LABOUR PARTY CONFERENCE: Labour’s industrial strategy will re-write the Treasury Green Book to ensure more investment is directed outside London to the regions.

Speaking at a UNITE-organised fringe event, shadow chancellor John McDonnell laid out Labour’s plan’s for £500bn of investment over the next ten years into the UK’s infrastructure to support new manufacturing.

To ensure the equal distribution of funding away from London and the South East, a team headed up by Lord Bob Kerslake is re-writing the Green Book, which sets out Treasury criteria for decision making.

‘Invest where the passengers will be’

“The Green Book says you invest where the passengers are,” said McDonnell, referring to the infrastructure spend of £2,000 per head in London against £400 a head the North West.

“It’s ludicrous. Invest where you want the passengers to be, not where they are.”

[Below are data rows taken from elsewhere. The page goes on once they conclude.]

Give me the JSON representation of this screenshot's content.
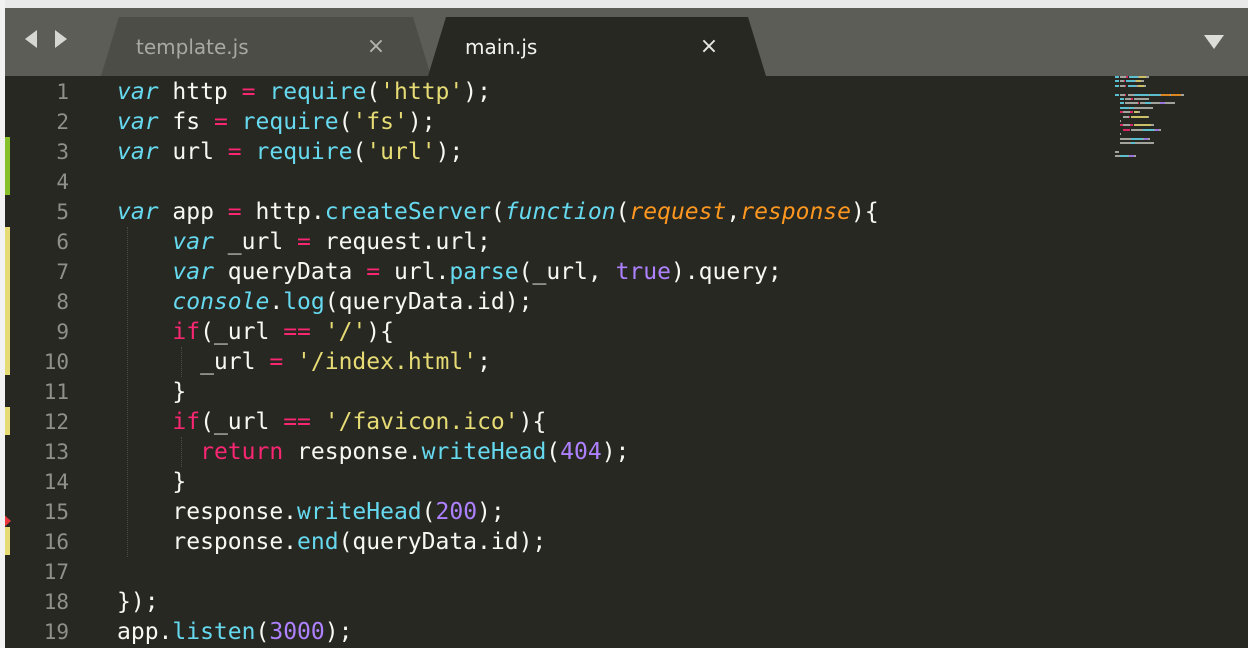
{
  "window": {
    "background": "#272822",
    "tabbar_background": "#5d5d57"
  },
  "tabs": [
    {
      "label": "template.js",
      "active": false
    },
    {
      "label": "main.js",
      "active": true
    }
  ],
  "gutter": {
    "line_numbers": [
      "1",
      "2",
      "3",
      "4",
      "5",
      "6",
      "7",
      "8",
      "9",
      "10",
      "11",
      "12",
      "13",
      "14",
      "15",
      "16",
      "17",
      "18",
      "19"
    ],
    "marks": [
      {
        "type": "added",
        "color": "#86c02b",
        "lines": [
          3,
          4
        ]
      },
      {
        "type": "modified",
        "color": "#e6db74",
        "lines": [
          6,
          7,
          8,
          9,
          10
        ]
      },
      {
        "type": "modified",
        "color": "#e6db74",
        "lines": [
          12
        ]
      },
      {
        "type": "modified",
        "color": "#e6db74",
        "lines": [
          16
        ]
      }
    ],
    "bookmark_line": 15
  },
  "code": {
    "lines": [
      [
        [
          "kw-italic",
          "var"
        ],
        [
          "plain",
          " http "
        ],
        [
          "op",
          "="
        ],
        [
          "plain",
          " "
        ],
        [
          "fn",
          "require"
        ],
        [
          "plain",
          "("
        ],
        [
          "str",
          "'http'"
        ],
        [
          "plain",
          ");"
        ]
      ],
      [
        [
          "kw-italic",
          "var"
        ],
        [
          "plain",
          " fs "
        ],
        [
          "op",
          "="
        ],
        [
          "plain",
          " "
        ],
        [
          "fn",
          "require"
        ],
        [
          "plain",
          "("
        ],
        [
          "str",
          "'fs'"
        ],
        [
          "plain",
          ");"
        ]
      ],
      [
        [
          "kw-italic",
          "var"
        ],
        [
          "plain",
          " url "
        ],
        [
          "op",
          "="
        ],
        [
          "plain",
          " "
        ],
        [
          "fn",
          "require"
        ],
        [
          "plain",
          "("
        ],
        [
          "str",
          "'url'"
        ],
        [
          "plain",
          ");"
        ]
      ],
      [],
      [
        [
          "kw-italic",
          "var"
        ],
        [
          "plain",
          " app "
        ],
        [
          "op",
          "="
        ],
        [
          "plain",
          " http."
        ],
        [
          "fn",
          "createServer"
        ],
        [
          "plain",
          "("
        ],
        [
          "kw-italic",
          "function"
        ],
        [
          "plain",
          "("
        ],
        [
          "param",
          "request"
        ],
        [
          "plain",
          ","
        ],
        [
          "param",
          "response"
        ],
        [
          "plain",
          "){"
        ]
      ],
      [
        [
          "plain",
          "    "
        ],
        [
          "kw-italic",
          "var"
        ],
        [
          "plain",
          " _url "
        ],
        [
          "op",
          "="
        ],
        [
          "plain",
          " request.url;"
        ]
      ],
      [
        [
          "plain",
          "    "
        ],
        [
          "kw-italic",
          "var"
        ],
        [
          "plain",
          " queryData "
        ],
        [
          "op",
          "="
        ],
        [
          "plain",
          " url."
        ],
        [
          "fn",
          "parse"
        ],
        [
          "plain",
          "(_url, "
        ],
        [
          "num",
          "true"
        ],
        [
          "plain",
          ").query;"
        ]
      ],
      [
        [
          "plain",
          "    "
        ],
        [
          "kw-italic",
          "console"
        ],
        [
          "plain",
          "."
        ],
        [
          "fn",
          "log"
        ],
        [
          "plain",
          "(queryData.id);"
        ]
      ],
      [
        [
          "plain",
          "    "
        ],
        [
          "kw",
          "if"
        ],
        [
          "plain",
          "(_url "
        ],
        [
          "op",
          "=="
        ],
        [
          "plain",
          " "
        ],
        [
          "str",
          "'/'"
        ],
        [
          "plain",
          "){"
        ]
      ],
      [
        [
          "plain",
          "      _url "
        ],
        [
          "op",
          "="
        ],
        [
          "plain",
          " "
        ],
        [
          "str",
          "'/index.html'"
        ],
        [
          "plain",
          ";"
        ]
      ],
      [
        [
          "plain",
          "    }"
        ]
      ],
      [
        [
          "plain",
          "    "
        ],
        [
          "kw",
          "if"
        ],
        [
          "plain",
          "(_url "
        ],
        [
          "op",
          "=="
        ],
        [
          "plain",
          " "
        ],
        [
          "str",
          "'/favicon.ico'"
        ],
        [
          "plain",
          "){"
        ]
      ],
      [
        [
          "plain",
          "      "
        ],
        [
          "kw",
          "return"
        ],
        [
          "plain",
          " response."
        ],
        [
          "fn",
          "writeHead"
        ],
        [
          "plain",
          "("
        ],
        [
          "num",
          "404"
        ],
        [
          "plain",
          ");"
        ]
      ],
      [
        [
          "plain",
          "    }"
        ]
      ],
      [
        [
          "plain",
          "    response."
        ],
        [
          "fn",
          "writeHead"
        ],
        [
          "plain",
          "("
        ],
        [
          "num",
          "200"
        ],
        [
          "plain",
          ");"
        ]
      ],
      [
        [
          "plain",
          "    response."
        ],
        [
          "fn",
          "end"
        ],
        [
          "plain",
          "(queryData.id);"
        ]
      ],
      [],
      [
        [
          "plain",
          "});"
        ]
      ],
      [
        [
          "plain",
          "app."
        ],
        [
          "fn",
          "listen"
        ],
        [
          "plain",
          "("
        ],
        [
          "num",
          "3000"
        ],
        [
          "plain",
          ");"
        ]
      ]
    ]
  },
  "colors": {
    "keyword": "#f92672",
    "storage": "#66d9ef",
    "function": "#66d9ef",
    "string": "#e6db74",
    "number": "#ae81ff",
    "parameter": "#fd971f",
    "text": "#f8f8f2",
    "line_number": "#8f908a"
  },
  "icons": {
    "nav_back": "triangle-left-icon",
    "nav_forward": "triangle-right-icon",
    "tab_close": "close-icon",
    "tab_dropdown": "chevron-down-icon",
    "bookmark": "bookmark-icon"
  }
}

McDonnell said he wanted to create a renaissance in industrial development around the country, directed by a strategic investment board formed of the Treasury, Bank of England, business and union leaders.

“[It will] look at how we harness the finances of this country to harness investment,” he said.

“We use macro-prudential powers to direct investment itself, and it will be aimed at research and design and how we scale up products.”

National investment bank

At the same time he says Labour will create a national investment bank whose mandate will be linked to the industrial strategy and as such linked to new manufacturing and new technology. Newly created regional development banks will have similar mandates.

“We are in an economic situation where the lack of investment to confront the fourth industrial revolution, automation, new tech and robotics, is scandalous,” he said.

“Business investment is stagnating at the moment while government investment has been cut back year after year.”

McDonnell says the government will pump £250bn into developing infrastructure, which will be matched by the investment bank, creating £500bn of investment over ten years.